Comment pense-t-on avec les images ? Quelle place tiennent les schémas, les croquis, les notations graphiques, les reproductions, les agencements de photographies, les séquences cinématographiques dans nos manières de comparer, distinguer, ordonner, analyser, mettre en récit les œuvres d’art ? La question est vaste, pour ne pas dire vertigineuse.

Or l’histoire de l’art, en tant que discipline vouée à l’étude des artéfacts visuels, offre un merveilleux terrain d’enquête pour interroger cette part non verbale de la production du savoir ? En effet, tout historien de l’art, depuis l’institution académique de l’histoire de l’art au XIXe siècle, est un manipulateur et parfois même un créateur d’images. Collectionneur de dessins, de gravures, de photographies ou de cartes postales, mais aussi dessinateur, peintre, photographe ou cinéaste, l’historien de l’art construit son objet d’étude en agençant des images recueillies au fil des voyages ou en produisant lui-même les représentations (graphiques, picturales, photographiques, cinématographiques) utiles à l’analyse des généalogies stylistiques, des configurations plastiques, des inventions formelles ou des significations figuratives sur lesquelles ils se penchent.

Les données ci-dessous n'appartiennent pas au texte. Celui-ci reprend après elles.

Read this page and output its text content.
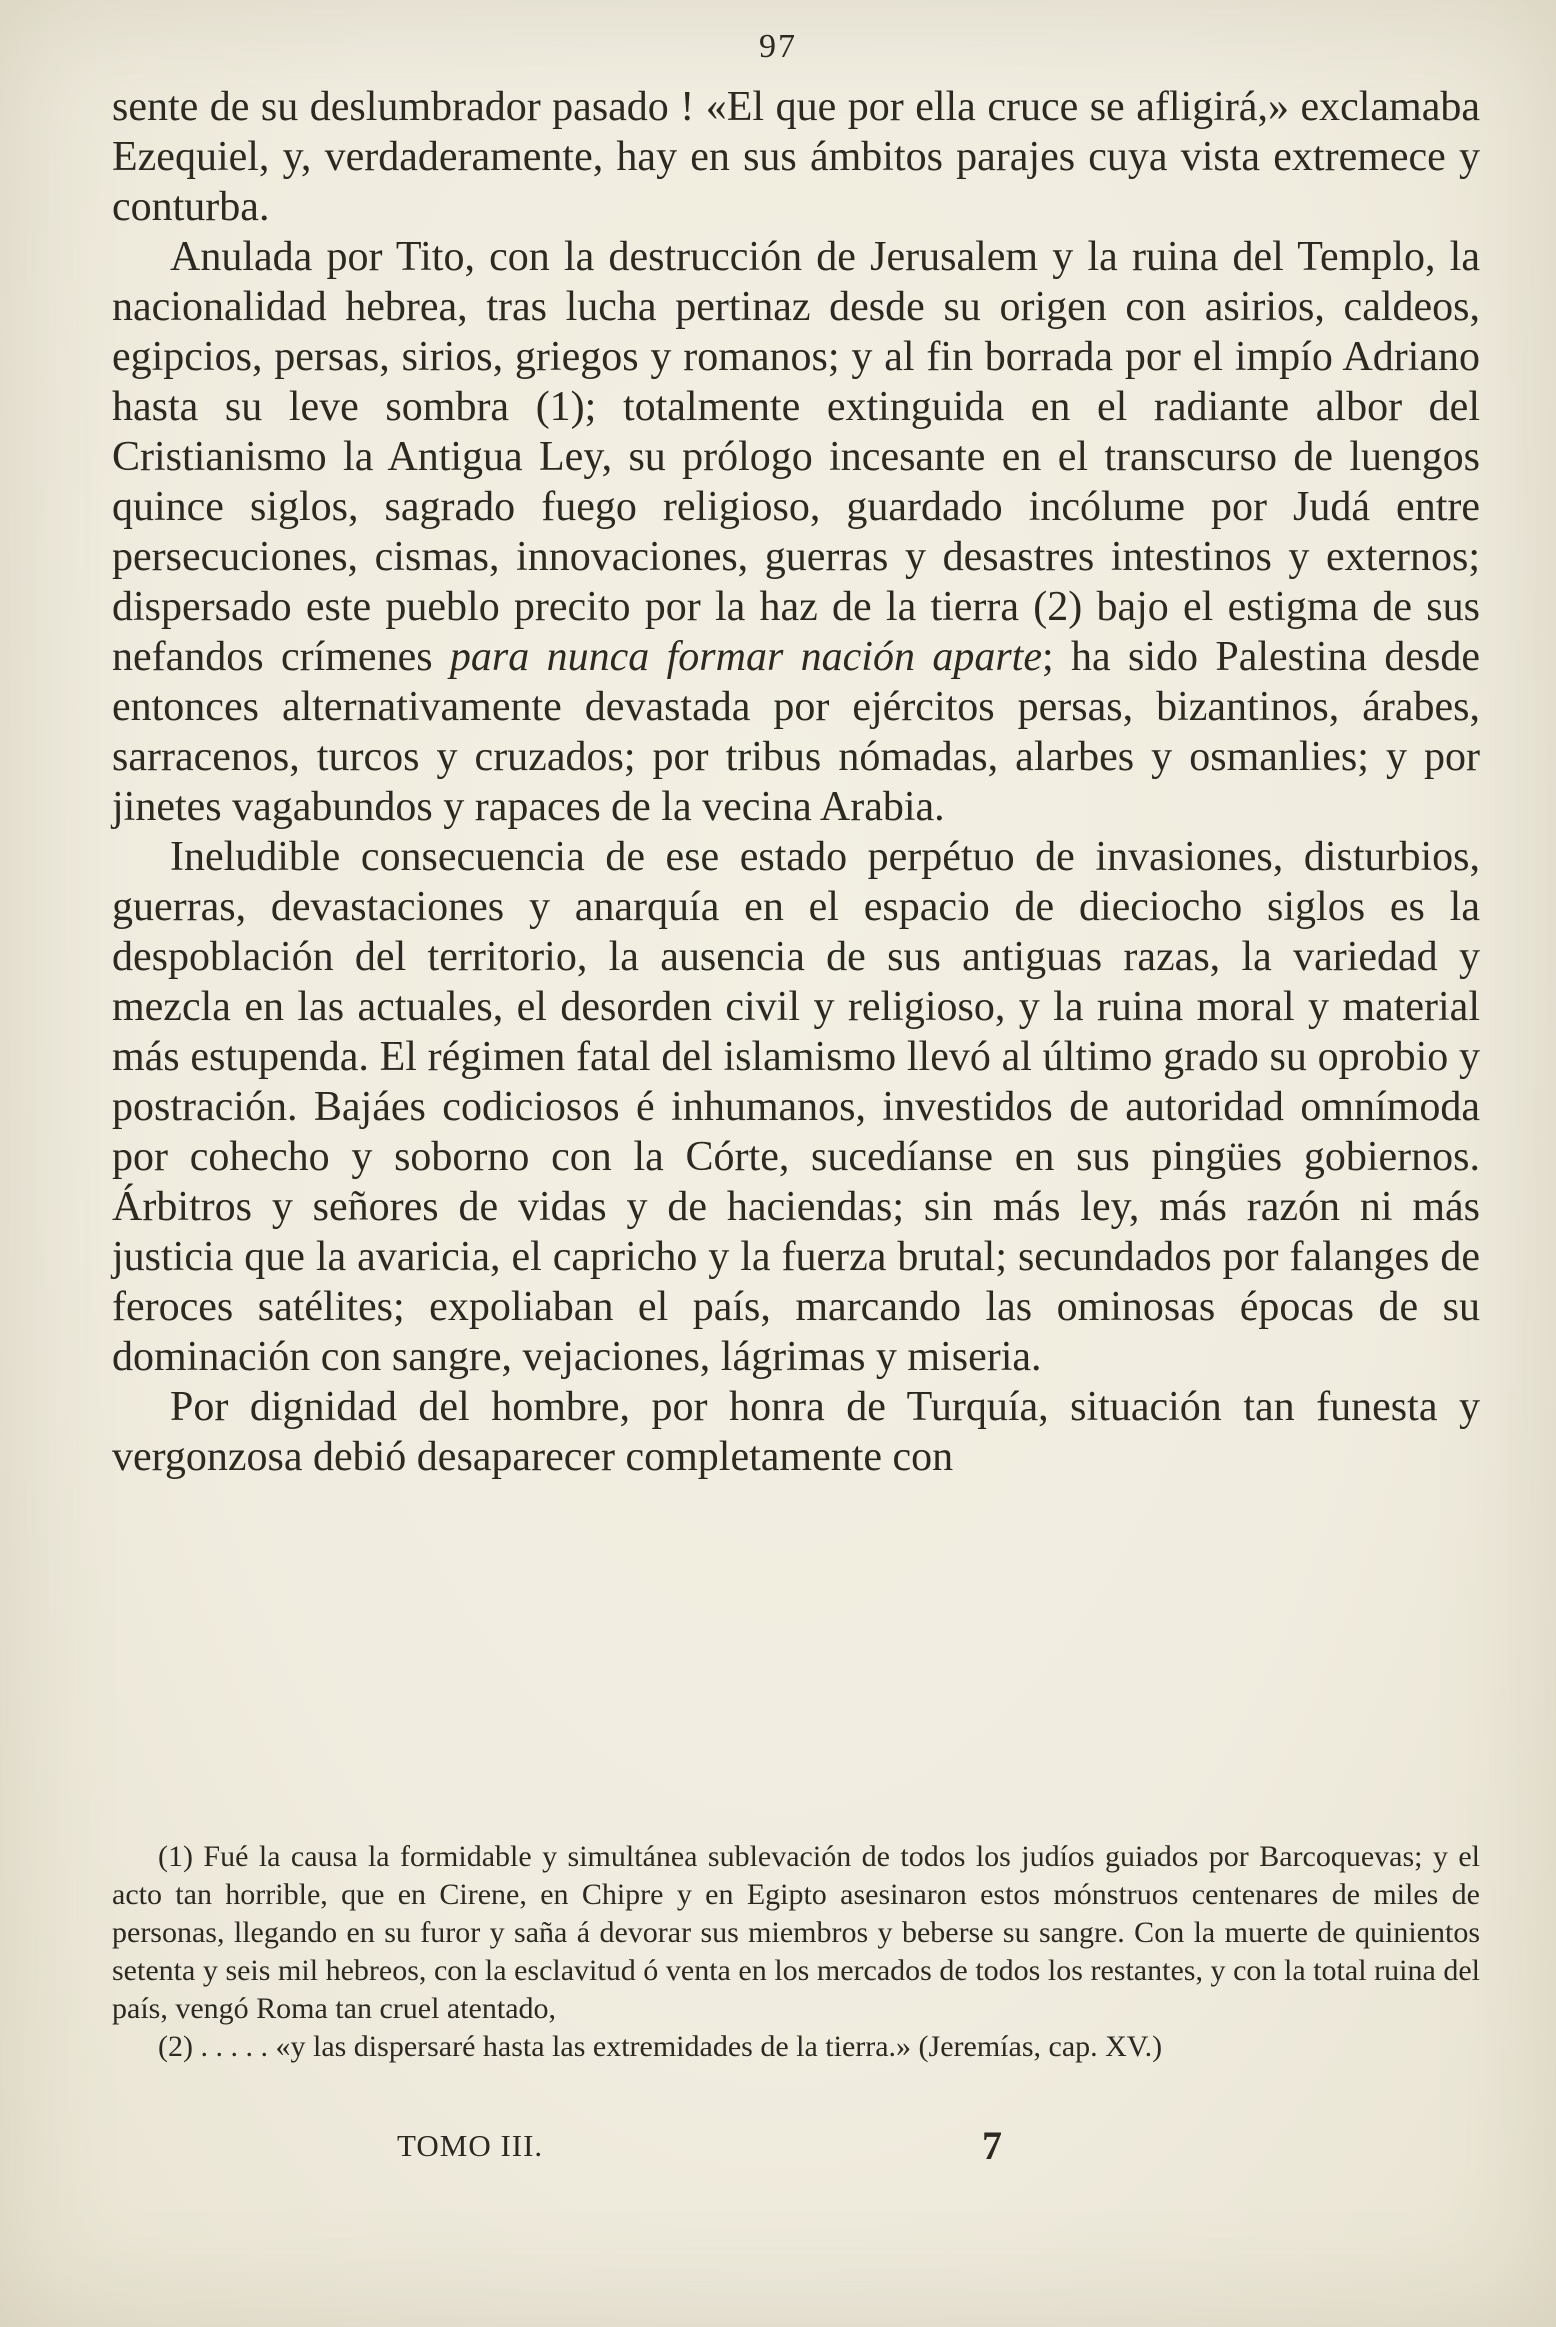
97

sente de su deslumbrador pasado ! «El que por ella cruce se afligirá,» exclamaba Ezequiel, y, verdaderamente, hay en sus ámbitos parajes cuya vista extremece y conturba.

Anulada por Tito, con la destrucción de Jerusalem y la ruina del Templo, la nacionalidad hebrea, tras lucha pertinaz desde su origen con asirios, caldeos, egipcios, persas, sirios, griegos y romanos; y al fin borrada por el impío Adriano hasta su leve sombra (1); totalmente extinguida en el radiante albor del Cristianismo la Antigua Ley, su prólogo incesante en el transcurso de luengos quince siglos, sagrado fuego religioso, guardado incólume por Judá entre persecuciones, cismas, innovaciones, guerras y desastres intestinos y externos; dispersado este pueblo precito por la haz de la tierra (2) bajo el estigma de sus nefandos crímenes para nunca formar nación aparte; ha sido Palestina desde entonces alternativamente devastada por ejércitos persas, bizantinos, árabes, sarracenos, turcos y cruzados; por tribus nómadas, alarbes y osmanlies; y por jinetes vagabundos y rapaces de la vecina Arabia.

Ineludible consecuencia de ese estado perpétuo de invasiones, disturbios, guerras, devastaciones y anarquía en el espacio de dieciocho siglos es la despoblación del territorio, la ausencia de sus antiguas razas, la variedad y mezcla en las actuales, el desorden civil y religioso, y la ruina moral y material más estupenda. El régimen fatal del islamismo llevó al último grado su oprobio y postración. Bajáes codiciosos é inhumanos, investidos de autoridad omnímoda por cohecho y soborno con la Córte, sucedíanse en sus pingües gobiernos. Árbitros y señores de vidas y de haciendas; sin más ley, más razón ni más justicia que la avaricia, el capricho y la fuerza brutal; secundados por falanges de feroces satélites; expoliaban el país, marcando las ominosas épocas de su dominación con sangre, vejaciones, lágrimas y miseria.

Por dignidad del hombre, por honra de Turquía, situación tan funesta y vergonzosa debió desaparecer completamente con

(1) Fué la causa la formidable y simultánea sublevación de todos los judíos guiados por Barcoquevas; y el acto tan horrible, que en Cirene, en Chipre y en Egipto asesinaron estos mónstruos centenares de miles de personas, llegando en su furor y saña á devorar sus miembros y beberse su sangre. Con la muerte de quinientos setenta y seis mil hebreos, con la esclavitud ó venta en los mercados de todos los restantes, y con la total ruina del país, vengó Roma tan cruel atentado,

(2) . . . . . «y las dispersaré hasta las extremidades de la tierra.» (Jeremías, cap. XV.)

TOMO III.	7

Pour comprendre comment les historiens de l’art travaillent, il ne suffit donc pas d’étudier leurs ouvrages, leurs réseaux intellectuels ou leurs visées théoriques, il faut ouvrir le trésor méconnu de leurs archives et de leur laboratoire visuel en s’efforçant de placer l’interrogation sur le plan de l’épistémologie. Quelle forme particulière de connaissance les outils visuels produisent-ils dans le travail de classification, d’analyse, d’expérimentation nécessaire à la construction d’une histoire des productions artistiques ?  Quels sont les avantages techniques des instruments employés par les historiens de l’art ? Quelles approches méthodologiques ces différents médiums favorisent-ils ? Quelles sont leurs fonctions phénoménologiques, cognitives, heuristiques ? Autant de questions que nous nous poserons dans ce séminaire pour déterminer la puissance singulière des instruments visuels parmi la multitude des opérations sensibles et intellectuelles auxquelles les historiens de l’art se prêtent.

Ce séminaire sera également l’occasion d’expérimenter devant les œuvres (visite du MAHF) par la pratique de dessin et de la photographie.